La prevenzione della complicanza renale è affidata all’esame della microalbuminuria: se ci sono nelle urine tracce della proteina chiamata albumina al di sopra dei 15 mg nell’arco di 24 ore, c’è rischio di danno ai reni. I ricercatori svedesi hanno studiato l’effetto di diversi modelli alimentari nella comparsa di microalbuminuria nei diabetici di tipo 1: su 1.150 diabetici di tipo 1 con una durata del diabete superiore a 5 anni, sono stati individuati 75 casi di microalbuminuria. Confrontando l’alimentazione seguita dalle persone analizzate, è emerso che, tra i soggetti con microalbuminuria e quelli senza, non vi era differenza nel consumo di proteine totali, di proteine della carne o vegetali e di grassi. C’era invece differenza tra i due gruppi nel consumo di pesce e il rischio di microalbuminuria è risultato inferiore del 51% nei soggetti che avevano consumato una quantità maggiore di proteine di pesce (valore medio di 9,35 g di proteine per giorno, corrispondente a circa 53 grammi di pesce al giorno) rispetto a chi ne aveva consumato di meno (valore medio di 2,72 g/die corrispondente a 15 grammi di pesce).

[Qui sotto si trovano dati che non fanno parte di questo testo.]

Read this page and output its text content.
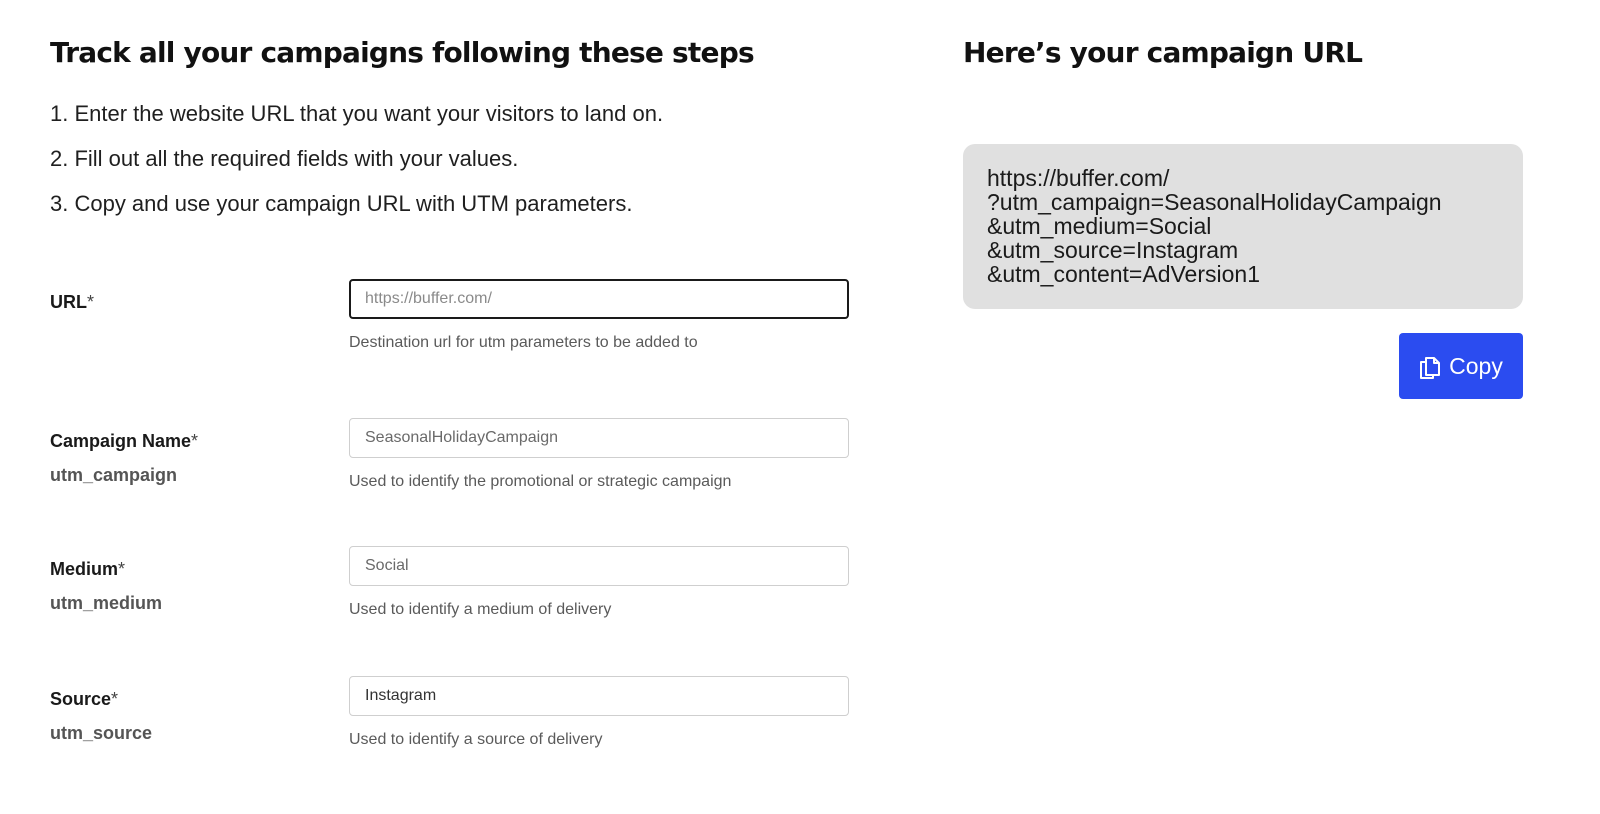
Track all your campaigns following these steps
1. Enter the website URL that you want your visitors to land on.
2. Fill out all the required fields with your values.
3. Copy and use your campaign URL with UTM parameters.
URL*
https://buffer.com/
Destination url for utm parameters to be added to
Campaign Name*
utm_campaign
SeasonalHolidayCampaign	Used to identify the promotional or strategic campaign
Medium*
utm_medium
Social	Used to identify a medium of delivery
Source*
utm_source
Instagram	Used to identify a source of delivery
Here’s your campaign URL
https://buffer.com/
?utm_campaign=SeasonalHolidayCampaign
&utm_medium=Social
&utm_source=Instagram
&utm_content=AdVersion1
Copy
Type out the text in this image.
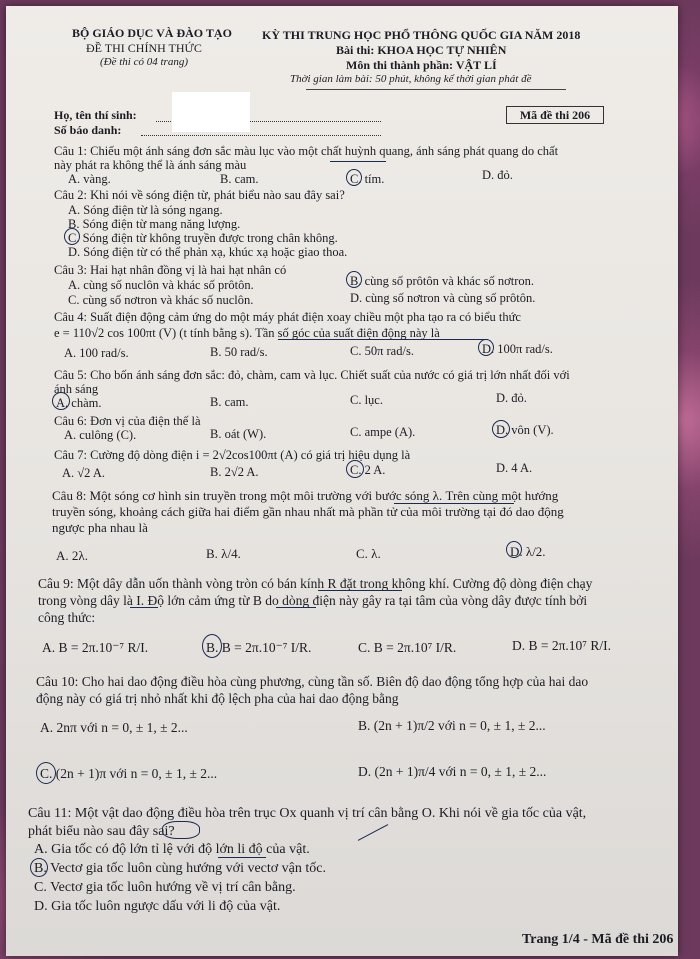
BỘ GIÁO DỤC VÀ ĐÀO TẠO
ĐỀ THI CHÍNH THỨC
(Đề thi có 04 trang)
KỲ THI TRUNG HỌC PHỔ THÔNG QUỐC GIA NĂM 2018
Bài thi: KHOA HỌC TỰ NHIÊN
Môn thi thành phần: VẬT LÍ
Thời gian làm bài: 50 phút, không kể thời gian phát đề
Họ, tên thí sinh:
Số báo danh:
Mã đề thi 206
Câu 1: Chiếu một ánh sáng đơn sắc màu lục vào một chất huỳnh quang, ánh sáng phát quang do chất
này phát ra không thể là ánh sáng màu
A. vàng.	B. cam.	C. tím.	D. đỏ.
Câu 2: Khi nói về sóng điện từ, phát biểu nào sau đây sai?
A. Sóng điện từ là sóng ngang.
B. Sóng điện từ mang năng lượng.
C. Sóng điện từ không truyền được trong chân không.
D. Sóng điện từ có thể phản xạ, khúc xạ hoặc giao thoa.
Câu 3: Hai hạt nhân đồng vị là hai hạt nhân có
A. cùng số nuclôn và khác số prôtôn.	B. cùng số prôtôn và khác số nơtron.
C. cùng số nơtron và khác số nuclôn.	D. cùng số nơtron và cùng số prôtôn.
Câu 4: Suất điện động cảm ứng do một máy phát điện xoay chiều một pha tạo ra có biểu thức
e = 110√2 cos 100πt (V) (t tính bằng s). Tần số góc của suất điện động này là
A. 100 rad/s.	B. 50 rad/s.	C. 50π rad/s.	D. 100π rad/s.
Câu 5: Cho bốn ánh sáng đơn sắc: đỏ, chàm, cam và lục. Chiết suất của nước có giá trị lớn nhất đối với
ánh sáng
A. chàm.	B. cam.	C. lục.	D. đỏ.
Câu 6: Đơn vị của điện thế là
A. culông (C).	B. oát (W).	C. ampe (A).	D. vôn (V).
Câu 7: Cường độ dòng điện i = 2√2cos100πt (A) có giá trị hiệu dụng là
A. √2 A.	B. 2√2 A.	C. 2 A.	D. 4 A.
Câu 8: Một sóng cơ hình sin truyền trong một môi trường với bước sóng λ. Trên cùng một hướng
truyền sóng, khoảng cách giữa hai điểm gần nhau nhất mà phần tử của môi trường tại đó dao động
ngược pha nhau là
A. 2λ.	B. λ/4.	C. λ.	D. λ/2.
Câu 9: Một dây dẫn uốn thành vòng tròn có bán kính R đặt trong không khí. Cường độ dòng điện chạy
trong vòng dây là I. Độ lớn cảm ứng từ B do dòng điện này gây ra tại tâm của vòng dây được tính bởi
công thức:
A. B = 2π.10⁻⁷ R/I.	B. B = 2π.10⁻⁷ I/R.	C. B = 2π.10⁷ I/R.	D. B = 2π.10⁷ R/I.
Câu 10: Cho hai dao động điều hòa cùng phương, cùng tần số. Biên độ dao động tổng hợp của hai dao
động này có giá trị nhỏ nhất khi độ lệch pha của hai dao động bằng
A. 2nπ với n = 0, ± 1, ± 2...	B. (2n + 1)π/2 với n = 0, ± 1, ± 2...
C. (2n + 1)π với n = 0, ± 1, ± 2...	D. (2n + 1)π/4 với n = 0, ± 1, ± 2...
Câu 11: Một vật dao động điều hòa trên trục Ox quanh vị trí cân bằng O. Khi nói về gia tốc của vật,
phát biểu nào sau đây sai?
A. Gia tốc có độ lớn tỉ lệ với độ lớn li độ của vật.
B. Vectơ gia tốc luôn cùng hướng với vectơ vận tốc.
C. Vectơ gia tốc luôn hướng về vị trí cân bằng.
D. Gia tốc luôn ngược dấu với li độ của vật.
Trang 1/4 - Mã đề thi 206
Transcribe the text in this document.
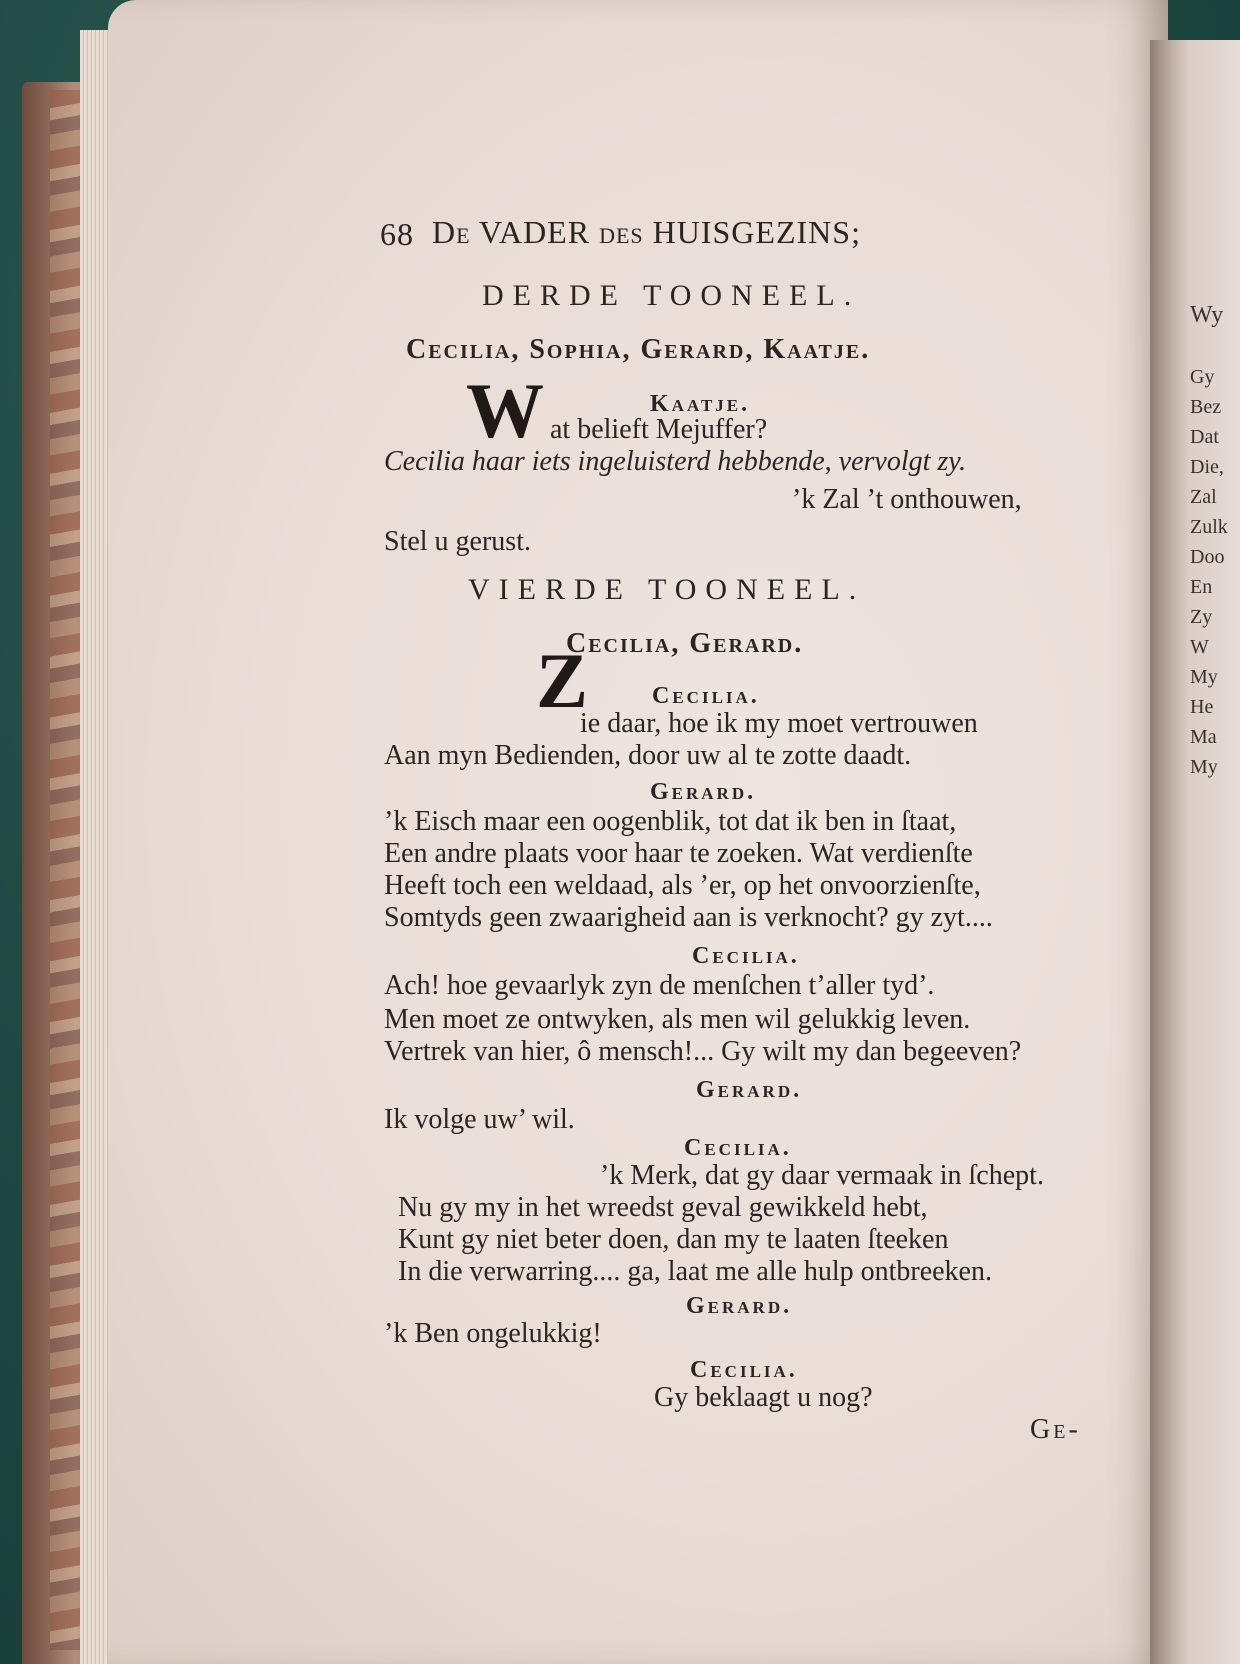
Wy
Gy
Bez
Dat
Die,
Zal
Zulk
Doo
En
Zy
W
My
He
Ma
My
68 De VADER des HUISGEZINS;
DERDE TOONEEL.
Cecilia, Sophia, Gerard, Kaatje.
Kaatje.
W at belieft Mejuffer?
Cecilia haar iets ingeluisterd hebbende, vervolgt zy.
’k Zal ’t onthouwen,
Stel u gerust.
VIERDE TOONEEL.
Cecilia, Gerard.
Cecilia.
Z
ie daar, hoe ik my moet vertrouwen
Aan myn Bedienden, door uw al te zotte daadt.
Gerard.
’k Eisch maar een oogenblik, tot dat ik ben in ſtaat,
Een andre plaats voor haar te zoeken. Wat verdienſte
Heeft toch een weldaad, als ’er, op het onvoorzienſte,
Somtyds geen zwaarigheid aan is verknocht? gy zyt....
Cecilia.
Ach! hoe gevaarlyk zyn de menſchen t’aller tyd’.
Men moet ze ontwyken, als men wil gelukkig leven.
Vertrek van hier, ô mensch!... Gy wilt my dan begeeven?
Gerard.
Ik volge uw’ wil.
Cecilia.
’k Merk, dat gy daar vermaak in ſchept.
Nu gy my in het wreedst geval gewikkeld hebt,
Kunt gy niet beter doen, dan my te laaten ſteeken
In die verwarring.... ga, laat me alle hulp ontbreeken.
Gerard.
’k Ben ongelukkig!
Cecilia.
Gy beklaagt u nog?
Ge-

Un altro studio, condotto dai Medical Research Council Epidemiology Unit di Cambridge, da un gruppo di ricerca coordinato da Amanda Adler, ha ribadito che un consumo di pesce regolare (due volte la settimana) contribuisce a prevenire lo sviluppo di nefropatie in persone con diabete. L’indagine ha esaminato 22mila soggetti, di cui 517 diabetici. Nel gruppo con diabete, l’8,3% aveva elevati livelli di albumina nelle urine, indicatore, come si è detto, di problema renale (era l’1% nel gruppo dei non diabetici). Si è rilevato che l’elevata presenza di albumina nelle urine era molto più frequente nei diabetici che consumavano pesce meno di una volta la settimana, il 18% dei casi; tra chi ne mangiava due o più volte la settimana, la macroalbuminuria si presentava nel 4% dei casi.